Piet van Oostrum wrote:
MRAB <pyt...@mrabarnett.plus.com> (M) wrote:

M> Hi all,
M> I've been working on a new implementation of the re module. The details
M> are at http://bugs.python.org/issue2636, specifically from
M> http://bugs.python.org/issue2636#msg90954. I've included a .pyd file for
M> Python 2.6 on Windows if you want to try it out.

M> I'm interested in how fast it is generally, compared with the current re
M> module, but especially when faced with those 'pathological' regular
M> expressions which seem to take a long time to finish, for example:

M>     re.search(r"^(.+|D)*A$", "x" * 25 + "B")

M> which on my PC (1.8GHz) takes 18.98secs with the re module but <0.01secs
M> with this new implementation.

Is this version also going to use the Thompson approach?

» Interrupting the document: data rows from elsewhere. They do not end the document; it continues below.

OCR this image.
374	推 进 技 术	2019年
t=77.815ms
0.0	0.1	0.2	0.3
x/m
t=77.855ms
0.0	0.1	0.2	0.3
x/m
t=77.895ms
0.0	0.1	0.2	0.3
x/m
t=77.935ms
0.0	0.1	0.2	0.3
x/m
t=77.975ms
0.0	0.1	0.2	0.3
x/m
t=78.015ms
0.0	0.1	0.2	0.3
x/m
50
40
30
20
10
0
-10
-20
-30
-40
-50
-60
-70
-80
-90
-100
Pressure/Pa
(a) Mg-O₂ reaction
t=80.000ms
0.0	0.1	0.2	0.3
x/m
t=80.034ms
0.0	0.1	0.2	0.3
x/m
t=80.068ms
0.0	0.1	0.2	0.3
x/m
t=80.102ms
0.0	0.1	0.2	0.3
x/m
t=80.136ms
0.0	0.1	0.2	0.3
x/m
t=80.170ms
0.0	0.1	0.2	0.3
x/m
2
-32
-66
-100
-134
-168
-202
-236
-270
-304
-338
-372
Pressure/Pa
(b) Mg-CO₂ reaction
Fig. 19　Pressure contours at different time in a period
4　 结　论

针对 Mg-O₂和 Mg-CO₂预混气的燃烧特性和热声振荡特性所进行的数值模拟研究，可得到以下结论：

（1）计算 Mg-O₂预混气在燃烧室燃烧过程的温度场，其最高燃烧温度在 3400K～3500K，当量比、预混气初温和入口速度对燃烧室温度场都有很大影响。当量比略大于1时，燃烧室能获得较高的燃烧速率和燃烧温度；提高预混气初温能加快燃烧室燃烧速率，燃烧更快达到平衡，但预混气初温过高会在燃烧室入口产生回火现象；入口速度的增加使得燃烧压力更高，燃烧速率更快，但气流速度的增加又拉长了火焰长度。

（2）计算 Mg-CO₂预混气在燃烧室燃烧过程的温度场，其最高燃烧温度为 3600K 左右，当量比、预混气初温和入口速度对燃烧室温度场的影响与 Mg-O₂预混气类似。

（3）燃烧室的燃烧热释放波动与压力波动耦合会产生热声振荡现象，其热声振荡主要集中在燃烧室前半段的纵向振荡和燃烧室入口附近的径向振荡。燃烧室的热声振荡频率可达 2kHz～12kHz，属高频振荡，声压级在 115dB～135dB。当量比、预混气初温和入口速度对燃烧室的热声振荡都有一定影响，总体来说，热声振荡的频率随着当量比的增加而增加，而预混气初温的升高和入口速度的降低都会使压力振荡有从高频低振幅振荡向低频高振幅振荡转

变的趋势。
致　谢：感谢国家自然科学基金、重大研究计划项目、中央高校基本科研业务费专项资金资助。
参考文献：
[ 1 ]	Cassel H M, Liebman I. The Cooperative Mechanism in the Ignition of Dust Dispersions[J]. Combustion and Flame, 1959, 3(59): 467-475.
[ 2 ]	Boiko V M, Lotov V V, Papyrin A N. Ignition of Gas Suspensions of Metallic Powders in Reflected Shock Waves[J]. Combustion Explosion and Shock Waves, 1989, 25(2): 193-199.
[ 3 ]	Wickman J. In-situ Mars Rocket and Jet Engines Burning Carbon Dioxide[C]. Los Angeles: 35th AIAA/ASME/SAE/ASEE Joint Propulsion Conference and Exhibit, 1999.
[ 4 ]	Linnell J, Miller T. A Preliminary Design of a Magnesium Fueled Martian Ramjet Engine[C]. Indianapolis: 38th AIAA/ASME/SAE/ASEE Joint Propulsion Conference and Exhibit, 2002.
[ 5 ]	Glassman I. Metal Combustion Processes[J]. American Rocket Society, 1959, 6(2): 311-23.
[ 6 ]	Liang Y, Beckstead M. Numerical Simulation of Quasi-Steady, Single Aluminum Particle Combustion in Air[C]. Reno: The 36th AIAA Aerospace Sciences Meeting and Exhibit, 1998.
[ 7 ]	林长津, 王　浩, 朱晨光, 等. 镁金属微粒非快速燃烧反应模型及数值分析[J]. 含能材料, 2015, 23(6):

That approach is what inspired the method in the new implementation, but
its speed comes from asking _whether_ there's a match, not _where_
there's a match, so it can ignore the route taken to get the match.

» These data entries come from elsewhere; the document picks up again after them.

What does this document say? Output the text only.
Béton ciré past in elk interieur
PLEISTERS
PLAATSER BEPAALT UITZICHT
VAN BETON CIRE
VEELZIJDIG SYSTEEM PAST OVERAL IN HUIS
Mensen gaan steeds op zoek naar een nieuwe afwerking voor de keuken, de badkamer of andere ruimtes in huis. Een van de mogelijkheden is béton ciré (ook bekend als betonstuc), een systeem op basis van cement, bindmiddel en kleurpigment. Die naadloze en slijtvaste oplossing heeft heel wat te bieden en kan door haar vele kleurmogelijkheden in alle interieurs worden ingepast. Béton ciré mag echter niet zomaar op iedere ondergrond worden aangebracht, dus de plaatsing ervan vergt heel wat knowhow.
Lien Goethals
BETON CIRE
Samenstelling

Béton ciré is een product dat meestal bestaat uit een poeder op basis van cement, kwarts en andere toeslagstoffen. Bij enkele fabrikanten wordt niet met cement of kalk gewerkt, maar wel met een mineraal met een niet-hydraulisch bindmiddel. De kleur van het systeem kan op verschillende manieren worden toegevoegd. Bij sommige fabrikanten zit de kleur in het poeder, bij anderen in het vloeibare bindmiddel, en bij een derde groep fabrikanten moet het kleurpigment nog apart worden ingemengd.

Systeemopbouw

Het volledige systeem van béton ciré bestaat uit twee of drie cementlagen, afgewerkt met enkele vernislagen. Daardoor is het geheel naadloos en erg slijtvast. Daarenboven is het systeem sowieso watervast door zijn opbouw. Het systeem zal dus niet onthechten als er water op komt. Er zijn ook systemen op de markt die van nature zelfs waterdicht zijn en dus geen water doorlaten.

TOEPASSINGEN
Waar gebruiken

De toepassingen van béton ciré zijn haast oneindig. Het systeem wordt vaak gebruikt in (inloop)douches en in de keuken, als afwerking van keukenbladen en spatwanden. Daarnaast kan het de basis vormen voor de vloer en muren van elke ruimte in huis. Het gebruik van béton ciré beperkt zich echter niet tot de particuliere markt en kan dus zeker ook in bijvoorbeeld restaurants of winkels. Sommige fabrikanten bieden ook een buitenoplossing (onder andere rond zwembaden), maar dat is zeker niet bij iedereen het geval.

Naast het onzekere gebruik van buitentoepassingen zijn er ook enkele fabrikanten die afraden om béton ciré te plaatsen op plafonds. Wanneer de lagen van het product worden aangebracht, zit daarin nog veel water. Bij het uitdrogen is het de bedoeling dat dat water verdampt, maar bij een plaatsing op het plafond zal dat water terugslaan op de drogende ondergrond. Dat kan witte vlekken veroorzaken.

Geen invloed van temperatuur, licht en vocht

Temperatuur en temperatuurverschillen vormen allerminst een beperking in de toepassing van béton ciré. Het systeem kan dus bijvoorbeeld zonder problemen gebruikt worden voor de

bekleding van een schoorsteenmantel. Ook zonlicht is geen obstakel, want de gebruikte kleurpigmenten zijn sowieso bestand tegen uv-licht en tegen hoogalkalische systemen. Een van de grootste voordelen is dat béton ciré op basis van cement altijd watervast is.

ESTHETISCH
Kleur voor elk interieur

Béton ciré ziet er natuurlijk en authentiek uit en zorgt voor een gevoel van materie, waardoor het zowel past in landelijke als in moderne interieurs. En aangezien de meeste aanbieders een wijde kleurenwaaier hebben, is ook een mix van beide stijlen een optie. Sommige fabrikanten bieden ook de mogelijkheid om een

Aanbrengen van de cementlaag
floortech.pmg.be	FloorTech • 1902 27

"grep", for example, selects those lines which match a pattern, whereas
the typical Python (and Perl) usage is to extract part of a string or
which part of the string matches.

Trying to support lazy and possessive quantifiers in Thompson's approach
is tricky (at least, I haven't been able to figure it out), and
back-references are right out! :-)

There's always the chance that I could come up with some sort of hybrid
scheme, applying different approaches depending on certain conditions.
It already switches from depth-first to breadth-first when it's taken
too many iterations without advancing and merges similar states, which
is why it's so much better with 'pathological' patterns; I just have to
get the depth-first phase to be as fast as the current 're' module.